In the current study, 40% of MTCs had microcalcification and 9% had macrocalcification. Our study results are grossly in line with a recent meta-analysis by Valderrabano et al. [10], in which they reported the overall prevalence of microcalficiation and macrocalcification of MTCs to be 31.7% and 26%, respectively. Multiple “bright echogenic spots” represent pathologic findings of focal deposits of calcium in the background of amyloid [14]. The amyloid deposition is the pathologic hallmark of MTC, distinguishing MTC from other thyroid tumors [8], including faint homogenous calcifications found in different thyroid tumors [28].

Calcified lymph nodes can be noted in metastasis from thyroid tumors [29]. Two previous studies have reported “bright echogenic spots” in metastatic lymph nodes from MTC [28, 30]. This supports the result of our study, where frequent microcalcification was noted in suspicious metastatic cervical lymph nodes. In our study, loss of fatty hilum (94%), cystic component (19%), and hypervascularity (86%) were also observed in metastatic lymph nodes of MTC patients. Although there is no literature supporting our results, these features are not different from findings seen in metastatic lymph nodes from papillary thyroid cancer. Moreover, it has been established that an increased peripheral vascularity of metastatic MTC lesion is shared with other types of neuroendocrine tumors [11]. Pombo et al. [29] found that hypervascularity in metastatic lymph nodes of MTCs were presented as high attenuation on CT. However, it is noteworthy that our study used high-resolution US images to evaluate increased vascularity on Doppler US images in metastatic lymph nodes of MTCs.

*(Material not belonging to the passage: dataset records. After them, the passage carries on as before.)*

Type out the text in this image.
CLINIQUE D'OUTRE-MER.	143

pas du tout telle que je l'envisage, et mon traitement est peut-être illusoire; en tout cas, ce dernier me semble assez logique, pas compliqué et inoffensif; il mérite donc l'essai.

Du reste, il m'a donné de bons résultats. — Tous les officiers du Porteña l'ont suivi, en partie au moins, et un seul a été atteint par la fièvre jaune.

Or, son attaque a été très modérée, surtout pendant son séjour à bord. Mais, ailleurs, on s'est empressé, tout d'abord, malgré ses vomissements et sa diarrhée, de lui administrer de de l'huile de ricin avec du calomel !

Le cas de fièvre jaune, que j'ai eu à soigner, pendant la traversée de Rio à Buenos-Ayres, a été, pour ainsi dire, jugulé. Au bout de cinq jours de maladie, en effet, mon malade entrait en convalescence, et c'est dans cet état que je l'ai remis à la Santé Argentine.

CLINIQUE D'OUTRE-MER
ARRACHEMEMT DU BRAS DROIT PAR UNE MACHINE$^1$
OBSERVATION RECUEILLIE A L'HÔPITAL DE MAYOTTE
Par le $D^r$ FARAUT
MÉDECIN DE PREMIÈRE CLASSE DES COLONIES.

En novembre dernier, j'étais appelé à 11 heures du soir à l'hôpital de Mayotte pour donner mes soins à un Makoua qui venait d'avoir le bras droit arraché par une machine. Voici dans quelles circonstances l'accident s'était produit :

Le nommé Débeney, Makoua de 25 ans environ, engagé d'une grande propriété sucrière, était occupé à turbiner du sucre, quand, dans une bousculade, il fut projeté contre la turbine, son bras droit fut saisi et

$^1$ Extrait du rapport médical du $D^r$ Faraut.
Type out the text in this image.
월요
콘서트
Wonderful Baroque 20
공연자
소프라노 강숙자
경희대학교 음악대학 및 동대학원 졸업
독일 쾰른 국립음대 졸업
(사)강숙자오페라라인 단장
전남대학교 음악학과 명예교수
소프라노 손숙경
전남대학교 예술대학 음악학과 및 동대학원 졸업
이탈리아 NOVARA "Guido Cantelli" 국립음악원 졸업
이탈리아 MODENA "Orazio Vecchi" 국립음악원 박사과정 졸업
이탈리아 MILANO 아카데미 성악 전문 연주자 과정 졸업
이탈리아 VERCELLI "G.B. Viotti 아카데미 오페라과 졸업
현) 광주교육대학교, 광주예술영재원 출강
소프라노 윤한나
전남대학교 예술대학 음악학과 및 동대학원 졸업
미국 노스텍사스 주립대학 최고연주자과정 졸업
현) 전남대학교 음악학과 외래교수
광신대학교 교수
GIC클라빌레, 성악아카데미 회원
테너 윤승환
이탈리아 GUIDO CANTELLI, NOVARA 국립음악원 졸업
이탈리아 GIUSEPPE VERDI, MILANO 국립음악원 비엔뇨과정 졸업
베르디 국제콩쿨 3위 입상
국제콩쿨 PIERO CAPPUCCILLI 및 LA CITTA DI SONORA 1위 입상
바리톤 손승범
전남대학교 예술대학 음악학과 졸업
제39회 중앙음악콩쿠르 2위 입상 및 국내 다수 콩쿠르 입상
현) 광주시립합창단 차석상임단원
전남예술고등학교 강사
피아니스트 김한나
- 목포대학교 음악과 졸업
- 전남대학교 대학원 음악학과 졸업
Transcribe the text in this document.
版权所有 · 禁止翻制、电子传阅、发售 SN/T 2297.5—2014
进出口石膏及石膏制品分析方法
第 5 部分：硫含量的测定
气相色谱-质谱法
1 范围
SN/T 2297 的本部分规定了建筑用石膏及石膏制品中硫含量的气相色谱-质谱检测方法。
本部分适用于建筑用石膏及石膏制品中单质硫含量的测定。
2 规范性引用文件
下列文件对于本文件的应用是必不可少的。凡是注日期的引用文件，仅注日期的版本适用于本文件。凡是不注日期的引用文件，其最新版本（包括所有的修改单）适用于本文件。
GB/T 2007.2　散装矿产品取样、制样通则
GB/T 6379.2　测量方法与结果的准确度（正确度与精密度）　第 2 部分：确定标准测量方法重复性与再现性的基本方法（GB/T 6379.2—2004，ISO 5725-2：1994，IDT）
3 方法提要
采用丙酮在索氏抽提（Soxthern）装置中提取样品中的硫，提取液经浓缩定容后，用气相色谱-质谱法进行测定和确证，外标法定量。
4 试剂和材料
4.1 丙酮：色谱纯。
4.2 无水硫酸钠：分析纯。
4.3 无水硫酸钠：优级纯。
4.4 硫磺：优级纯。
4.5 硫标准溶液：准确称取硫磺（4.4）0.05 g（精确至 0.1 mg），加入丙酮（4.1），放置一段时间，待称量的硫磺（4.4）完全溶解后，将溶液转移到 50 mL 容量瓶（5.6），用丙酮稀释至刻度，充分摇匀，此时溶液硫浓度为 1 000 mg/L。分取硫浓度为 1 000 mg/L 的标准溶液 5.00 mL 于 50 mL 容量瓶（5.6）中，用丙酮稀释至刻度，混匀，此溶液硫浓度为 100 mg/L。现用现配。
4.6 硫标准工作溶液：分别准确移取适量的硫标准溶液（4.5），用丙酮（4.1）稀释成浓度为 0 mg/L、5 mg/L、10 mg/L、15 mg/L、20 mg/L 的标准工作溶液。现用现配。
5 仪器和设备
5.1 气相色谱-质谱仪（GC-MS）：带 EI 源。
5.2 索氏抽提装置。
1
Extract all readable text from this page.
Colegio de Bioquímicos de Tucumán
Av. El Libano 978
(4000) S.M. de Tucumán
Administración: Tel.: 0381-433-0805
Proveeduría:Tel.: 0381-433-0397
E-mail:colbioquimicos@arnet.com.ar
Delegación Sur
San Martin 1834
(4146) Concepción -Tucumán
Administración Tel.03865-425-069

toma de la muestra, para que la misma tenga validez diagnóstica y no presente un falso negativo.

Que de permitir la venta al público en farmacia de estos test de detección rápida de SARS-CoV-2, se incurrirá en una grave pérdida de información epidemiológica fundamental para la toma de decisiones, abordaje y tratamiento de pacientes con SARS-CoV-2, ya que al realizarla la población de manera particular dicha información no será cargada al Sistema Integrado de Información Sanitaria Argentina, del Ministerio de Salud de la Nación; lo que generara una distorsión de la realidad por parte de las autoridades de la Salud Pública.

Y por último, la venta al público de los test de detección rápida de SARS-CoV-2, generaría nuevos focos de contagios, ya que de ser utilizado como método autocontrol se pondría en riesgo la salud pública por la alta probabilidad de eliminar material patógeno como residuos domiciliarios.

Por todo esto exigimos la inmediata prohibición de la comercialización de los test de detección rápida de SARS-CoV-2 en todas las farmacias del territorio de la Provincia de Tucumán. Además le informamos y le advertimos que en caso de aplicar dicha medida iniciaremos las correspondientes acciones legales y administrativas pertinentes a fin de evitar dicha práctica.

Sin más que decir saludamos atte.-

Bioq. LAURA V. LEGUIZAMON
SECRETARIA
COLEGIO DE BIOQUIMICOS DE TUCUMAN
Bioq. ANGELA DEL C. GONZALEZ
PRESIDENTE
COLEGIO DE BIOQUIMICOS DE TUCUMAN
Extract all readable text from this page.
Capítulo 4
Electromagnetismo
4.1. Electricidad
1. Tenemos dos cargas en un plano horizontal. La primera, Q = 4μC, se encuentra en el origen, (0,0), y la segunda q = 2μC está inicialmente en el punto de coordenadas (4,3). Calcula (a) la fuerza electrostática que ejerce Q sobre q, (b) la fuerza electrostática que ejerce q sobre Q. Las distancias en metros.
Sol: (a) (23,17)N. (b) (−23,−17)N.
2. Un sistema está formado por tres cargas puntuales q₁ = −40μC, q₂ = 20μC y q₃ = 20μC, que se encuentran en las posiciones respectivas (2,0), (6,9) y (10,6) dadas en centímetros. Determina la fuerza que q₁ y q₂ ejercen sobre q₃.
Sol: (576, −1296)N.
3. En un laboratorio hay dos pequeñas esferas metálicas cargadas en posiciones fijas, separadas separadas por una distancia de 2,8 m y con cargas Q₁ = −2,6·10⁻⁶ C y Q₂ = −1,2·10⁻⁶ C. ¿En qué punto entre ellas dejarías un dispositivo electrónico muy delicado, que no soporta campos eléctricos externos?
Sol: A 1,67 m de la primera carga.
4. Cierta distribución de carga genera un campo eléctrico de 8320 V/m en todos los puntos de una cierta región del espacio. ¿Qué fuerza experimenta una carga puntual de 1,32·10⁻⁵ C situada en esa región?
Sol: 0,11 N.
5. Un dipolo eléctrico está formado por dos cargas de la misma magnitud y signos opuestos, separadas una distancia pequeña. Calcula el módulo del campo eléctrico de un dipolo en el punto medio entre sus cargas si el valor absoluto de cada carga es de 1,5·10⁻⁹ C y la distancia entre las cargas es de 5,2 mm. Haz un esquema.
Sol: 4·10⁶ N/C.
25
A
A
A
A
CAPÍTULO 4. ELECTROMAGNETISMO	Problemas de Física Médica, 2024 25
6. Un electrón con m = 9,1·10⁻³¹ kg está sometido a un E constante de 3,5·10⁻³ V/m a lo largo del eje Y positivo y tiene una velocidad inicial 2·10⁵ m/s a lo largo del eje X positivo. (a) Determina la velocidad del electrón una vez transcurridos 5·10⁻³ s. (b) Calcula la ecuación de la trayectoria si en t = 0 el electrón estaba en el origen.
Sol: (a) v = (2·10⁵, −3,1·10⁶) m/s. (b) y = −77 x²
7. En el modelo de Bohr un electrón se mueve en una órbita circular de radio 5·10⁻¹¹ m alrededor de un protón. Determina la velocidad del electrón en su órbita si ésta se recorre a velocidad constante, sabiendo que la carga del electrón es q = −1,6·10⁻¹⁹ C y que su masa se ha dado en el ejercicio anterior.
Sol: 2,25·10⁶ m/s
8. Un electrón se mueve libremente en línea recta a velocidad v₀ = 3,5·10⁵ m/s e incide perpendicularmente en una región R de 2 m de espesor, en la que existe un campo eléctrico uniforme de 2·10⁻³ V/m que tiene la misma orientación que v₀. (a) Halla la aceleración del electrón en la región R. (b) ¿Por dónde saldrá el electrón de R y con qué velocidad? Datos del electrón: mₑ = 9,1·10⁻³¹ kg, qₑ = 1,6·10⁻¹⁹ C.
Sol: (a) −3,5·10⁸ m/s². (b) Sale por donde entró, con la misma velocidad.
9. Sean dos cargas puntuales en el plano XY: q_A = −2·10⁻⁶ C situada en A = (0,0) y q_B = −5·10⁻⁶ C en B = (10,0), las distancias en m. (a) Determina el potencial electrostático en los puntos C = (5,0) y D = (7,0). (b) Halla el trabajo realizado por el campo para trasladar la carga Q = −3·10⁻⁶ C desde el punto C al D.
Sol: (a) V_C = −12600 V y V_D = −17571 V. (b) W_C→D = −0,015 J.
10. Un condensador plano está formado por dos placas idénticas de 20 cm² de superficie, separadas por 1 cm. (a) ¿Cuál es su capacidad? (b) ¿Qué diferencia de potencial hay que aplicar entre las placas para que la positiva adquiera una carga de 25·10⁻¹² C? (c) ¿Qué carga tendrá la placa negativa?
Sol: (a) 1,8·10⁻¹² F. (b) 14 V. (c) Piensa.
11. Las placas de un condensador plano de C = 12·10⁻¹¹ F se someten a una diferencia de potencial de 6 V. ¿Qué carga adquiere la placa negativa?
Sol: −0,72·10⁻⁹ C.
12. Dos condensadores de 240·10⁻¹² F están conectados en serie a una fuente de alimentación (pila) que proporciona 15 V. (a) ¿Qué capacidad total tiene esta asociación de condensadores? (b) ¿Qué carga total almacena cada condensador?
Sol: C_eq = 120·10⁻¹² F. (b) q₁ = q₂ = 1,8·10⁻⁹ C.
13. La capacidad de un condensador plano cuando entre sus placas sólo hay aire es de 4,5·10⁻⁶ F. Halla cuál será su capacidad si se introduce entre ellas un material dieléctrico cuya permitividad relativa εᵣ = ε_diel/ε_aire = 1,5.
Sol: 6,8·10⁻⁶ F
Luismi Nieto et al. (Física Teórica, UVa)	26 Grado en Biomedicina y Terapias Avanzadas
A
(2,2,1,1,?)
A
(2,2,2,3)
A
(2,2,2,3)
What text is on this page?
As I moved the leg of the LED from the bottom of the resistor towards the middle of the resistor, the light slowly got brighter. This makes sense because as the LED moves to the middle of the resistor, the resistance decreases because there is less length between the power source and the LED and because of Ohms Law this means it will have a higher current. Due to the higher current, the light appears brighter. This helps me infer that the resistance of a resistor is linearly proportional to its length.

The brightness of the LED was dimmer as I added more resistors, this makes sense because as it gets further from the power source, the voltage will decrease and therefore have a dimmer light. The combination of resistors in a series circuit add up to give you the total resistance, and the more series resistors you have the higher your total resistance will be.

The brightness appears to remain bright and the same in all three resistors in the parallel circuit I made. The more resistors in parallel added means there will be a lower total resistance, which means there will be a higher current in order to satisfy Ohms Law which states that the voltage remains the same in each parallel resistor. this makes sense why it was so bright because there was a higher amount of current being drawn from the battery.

To the best of our knowledge, this is the first report describing the association between US characteristics of MTC and lymph node metastasis in those who underwent surgical resection for MTC. We showed a reliable correlation between US characteristics and surgical pathology results. US features of irregular shape and presence of microcalcification were two independent factors associated with lymph node metastasis in MTC patients. Park et al. [31] recently reported that US features classified by TI-RADS are associated with lymph node metastasis in PTC patients. In cases where MTC nodules show irregular shape and presence of microcalcification with lymph node metastasis, there needs to be a thorough evaluation of lymph nodes. Based on the result that malignant features of MTC and TI-RADS are applicable for MTC patients, we conjecture that the TI-RADS score could potentially be used as a marker for lymph node metastasis in MTC patients. However, further prospective studies with larger population is necessary to elucidate this conclusion.

There are several limitations to consider when interpreting the findings of this study. First, given the retrospective nature of this study, there might be inherent selection bias. Second, due to the small number of study population from a single center, generalizability of this data may be limited. A more comprehensive prospective study from a multicenter may be necessary. Finally, we could not investigate the relationship between nodule characteristics and prognosis. Although lymph node metastasis in MTC is related to poorer survival, to our knowledge, a correlation between imaging findings in MTC with patients’ prognosis has not been reported to date. Future follow-up studies are warranted with respect to the relationship of US findings with lymph node metastasis and with prognosis to provide more in-depth information on whether US findings could potentially be used as an imaging prognostic marker for MTC.

In conclusion, TI-RADS is applicable in evaluation of MTC nodules with good inter-observer agreement. Application of TI-RADS criteria and having the knowledge of US image findings associated with lymph node metastasis might be helpful to properly manage patients with suspected or known MTC.